Japan to curb pension benefit increases for 2nd straight year
Japan is expected to curb the increase in national pension payouts for the second year in a row using an adjustment that reduces benefits when compared against rising consumer prices, Nikkei has learned.
Benefits will grow by an estimated 2.6% in fiscal 2024, leaving recipients somewhat worse off after inflation.
Public pension benefits in principle rise along with inflation and wage growth so that pensioners can maintain purchasing power.
But the number of pensioners is swelling while the working population shrinks, putting strain on the system. The government introduced the “macroeconomic slide” in fiscal 2004 to keep benefit rises below inflation and wage growth.
After the fastest inflation in decades, the government plans to use the macroeconomic slide again for fiscal 2024.
Benefit increases differed in fiscal 2023 for people 68 and older versus recipients 67 and younger. For fiscal 2024, which begins in April, the payout increase would be 2.6% across the board, according to estimates by Kunio Nakashima, senior researcher at the NLI Research Institute in Tokyo.
The estimates assume inflation of 3.1% and wage growth of 3.0% for the 2023 calendar year. The macroeconomic slide will subtract 0.4 percentage point from the unadjusted benefit increase, according to Nakashima.
Under the adjusted increase, a married couple 67 or younger receiving monthly pension payments of 224,482 yen ($1,485) would expect to receive 230,319 yen a month during fiscal 2024, Nakashima estimates.
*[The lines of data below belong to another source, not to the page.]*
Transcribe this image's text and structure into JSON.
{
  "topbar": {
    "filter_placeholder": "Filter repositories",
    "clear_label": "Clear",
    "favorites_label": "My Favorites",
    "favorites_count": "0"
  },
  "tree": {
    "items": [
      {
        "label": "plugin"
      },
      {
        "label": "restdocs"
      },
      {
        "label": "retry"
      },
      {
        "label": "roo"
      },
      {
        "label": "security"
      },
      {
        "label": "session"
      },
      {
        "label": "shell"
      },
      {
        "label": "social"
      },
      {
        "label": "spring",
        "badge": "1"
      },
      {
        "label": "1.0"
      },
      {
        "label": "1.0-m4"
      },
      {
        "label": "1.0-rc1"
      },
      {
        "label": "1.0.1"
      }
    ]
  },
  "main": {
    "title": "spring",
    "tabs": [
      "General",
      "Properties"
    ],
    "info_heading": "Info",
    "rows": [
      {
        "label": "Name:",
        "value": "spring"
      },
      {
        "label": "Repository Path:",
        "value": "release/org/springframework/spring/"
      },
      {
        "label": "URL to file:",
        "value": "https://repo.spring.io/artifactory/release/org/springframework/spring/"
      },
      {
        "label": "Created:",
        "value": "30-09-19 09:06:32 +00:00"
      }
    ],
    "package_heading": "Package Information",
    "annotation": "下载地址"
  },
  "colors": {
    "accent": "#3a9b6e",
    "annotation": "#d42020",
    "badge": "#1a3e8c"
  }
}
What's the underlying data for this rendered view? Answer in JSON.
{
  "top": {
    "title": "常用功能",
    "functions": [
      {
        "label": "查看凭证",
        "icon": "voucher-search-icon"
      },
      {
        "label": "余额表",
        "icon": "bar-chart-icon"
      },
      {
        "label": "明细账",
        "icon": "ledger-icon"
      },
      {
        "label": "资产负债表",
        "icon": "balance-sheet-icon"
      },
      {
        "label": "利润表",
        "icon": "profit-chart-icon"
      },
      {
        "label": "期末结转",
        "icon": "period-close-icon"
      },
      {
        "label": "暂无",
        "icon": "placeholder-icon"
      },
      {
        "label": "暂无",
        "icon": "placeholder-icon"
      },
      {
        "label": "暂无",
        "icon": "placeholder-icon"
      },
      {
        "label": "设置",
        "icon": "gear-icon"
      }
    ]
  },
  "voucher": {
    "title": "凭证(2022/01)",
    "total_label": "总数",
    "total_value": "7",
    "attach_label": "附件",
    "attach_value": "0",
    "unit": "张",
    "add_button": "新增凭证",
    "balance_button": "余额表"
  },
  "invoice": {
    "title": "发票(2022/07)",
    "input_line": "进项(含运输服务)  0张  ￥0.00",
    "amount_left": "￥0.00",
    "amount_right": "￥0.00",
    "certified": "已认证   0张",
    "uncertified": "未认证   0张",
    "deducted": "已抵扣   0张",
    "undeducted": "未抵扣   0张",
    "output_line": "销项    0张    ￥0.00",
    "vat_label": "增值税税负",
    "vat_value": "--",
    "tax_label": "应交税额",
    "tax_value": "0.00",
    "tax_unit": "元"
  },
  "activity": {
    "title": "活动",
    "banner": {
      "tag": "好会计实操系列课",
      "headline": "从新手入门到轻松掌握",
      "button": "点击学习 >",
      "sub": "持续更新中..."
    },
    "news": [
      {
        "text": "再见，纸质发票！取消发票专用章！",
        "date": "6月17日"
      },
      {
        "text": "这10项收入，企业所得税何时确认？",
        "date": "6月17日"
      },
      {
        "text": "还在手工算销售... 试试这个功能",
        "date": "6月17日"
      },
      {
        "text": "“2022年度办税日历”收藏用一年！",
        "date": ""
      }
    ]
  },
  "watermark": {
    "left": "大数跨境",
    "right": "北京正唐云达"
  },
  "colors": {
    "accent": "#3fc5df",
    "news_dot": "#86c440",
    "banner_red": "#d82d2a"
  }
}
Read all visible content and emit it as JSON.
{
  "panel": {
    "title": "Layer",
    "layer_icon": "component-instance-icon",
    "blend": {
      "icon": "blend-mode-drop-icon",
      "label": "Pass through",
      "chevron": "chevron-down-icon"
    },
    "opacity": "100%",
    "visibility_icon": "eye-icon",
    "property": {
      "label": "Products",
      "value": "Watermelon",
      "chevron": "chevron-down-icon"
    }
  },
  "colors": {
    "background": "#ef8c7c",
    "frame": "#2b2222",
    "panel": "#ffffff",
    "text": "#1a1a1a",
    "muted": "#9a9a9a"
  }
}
Without the macroeconomic slide, the couple would have received about 10,770 yen more for the year, according to Nakashima.
The estimates project that inflation and wages will continue to rise, and that the macroeconomic slide adjustment will be triggered each year through fiscal 2027. Under that scenario, pension benefits would be 0.8 to 1.0 percentage point less than the inflation rate.
The Ministry of Health, Labor and Welfare is expected to announce the change to pension payments in January.
The macroeconomic slide is designed to help keep the pension program stable by placing limits on benefits in a way that lessens the burden on workers who pay into the system.
But a rule prevents the macroeconomic slide from being triggered during years of deflation. It has been used only four times in the past: fiscal 2015, fiscal 2019, fiscal 2020 and fiscal 2023.
Many have called for a rule change allowing the macroeconomic slide to be invoked every year as part of broader pension reforms. The government is reluctant to take this step since it would reduce payouts in real and nominal terms.